I visit Chez Mamie at least once a week. You only have to look at the family book of carefully handwritten menus to appreciate that this is a labour of love, not some impersonal commercial endeavour.
There are the regular staples on the printed menu and the daily wonders of the plats de jour that depend on whatever Francoise finds in the shops. It is all freshly prepared from what is seasonal and good that day. I would describe the cooking as inventive: healthy Belgian home cooking with an occasional Spanish twist. The two influences mix in the languages spoken, on the wine list and in the food.

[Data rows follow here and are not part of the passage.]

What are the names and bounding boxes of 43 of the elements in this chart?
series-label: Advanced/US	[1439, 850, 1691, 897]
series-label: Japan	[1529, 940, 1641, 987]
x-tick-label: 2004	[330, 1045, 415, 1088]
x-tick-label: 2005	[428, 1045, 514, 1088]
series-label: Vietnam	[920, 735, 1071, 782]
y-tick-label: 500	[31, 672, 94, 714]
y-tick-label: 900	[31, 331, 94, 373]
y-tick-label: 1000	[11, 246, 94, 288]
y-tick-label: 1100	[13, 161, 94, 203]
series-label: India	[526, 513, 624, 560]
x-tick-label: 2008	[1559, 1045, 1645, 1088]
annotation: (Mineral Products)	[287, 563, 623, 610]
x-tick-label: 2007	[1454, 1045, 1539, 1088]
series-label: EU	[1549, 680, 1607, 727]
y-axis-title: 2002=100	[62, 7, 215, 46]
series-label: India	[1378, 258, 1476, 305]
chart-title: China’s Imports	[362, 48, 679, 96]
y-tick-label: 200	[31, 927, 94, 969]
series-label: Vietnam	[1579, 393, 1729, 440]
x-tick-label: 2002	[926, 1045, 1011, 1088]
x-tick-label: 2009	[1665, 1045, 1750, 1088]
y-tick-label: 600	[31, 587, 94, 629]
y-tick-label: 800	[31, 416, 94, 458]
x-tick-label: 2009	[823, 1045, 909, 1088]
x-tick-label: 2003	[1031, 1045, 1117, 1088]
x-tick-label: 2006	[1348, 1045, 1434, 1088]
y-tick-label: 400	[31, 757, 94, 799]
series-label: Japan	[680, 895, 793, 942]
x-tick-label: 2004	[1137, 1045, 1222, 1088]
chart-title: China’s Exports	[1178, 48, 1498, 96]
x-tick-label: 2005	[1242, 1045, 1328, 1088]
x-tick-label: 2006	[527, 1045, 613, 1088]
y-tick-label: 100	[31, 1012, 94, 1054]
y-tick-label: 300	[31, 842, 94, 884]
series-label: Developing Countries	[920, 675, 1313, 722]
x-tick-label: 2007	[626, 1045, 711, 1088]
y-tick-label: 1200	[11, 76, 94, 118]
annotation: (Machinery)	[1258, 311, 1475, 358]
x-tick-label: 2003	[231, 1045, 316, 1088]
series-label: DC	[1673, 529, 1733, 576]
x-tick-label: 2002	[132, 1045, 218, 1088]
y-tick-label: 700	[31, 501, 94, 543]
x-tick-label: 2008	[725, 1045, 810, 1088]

I would recommend Francoise’s fresh, home made tarte tatin. I have fond memories of the rhubarb on creme fraiche on a bed of pastry steeped in hot syrup… Mmm. Then there was the octopus in a wonderful, multi-coloured salad with so many ingredients I lost count.
The ambience has a slightly bohemian feel similar to what might have been found in Quartier Latin fifty years ago. There are not many tables and when it is full and everyone is chatting, as it is at lunchtime and quite often in the evening, it has a good buzz. When it is quiet, mindful of where it is located, it is bliss.
Our neighbour went every day when his family was away and we notice that there are several regulars who do just the same. It is good to escape there and sit in the green high-backed armchair with a mocha, a slice of Victoria’s chocolate cake, newspaper and laptop.
Service is warm and friendly. “Staff” is not an appropriate concept here. It is family. Francoise (Mamie), her daughters and the other friends and relatives who pop in to help.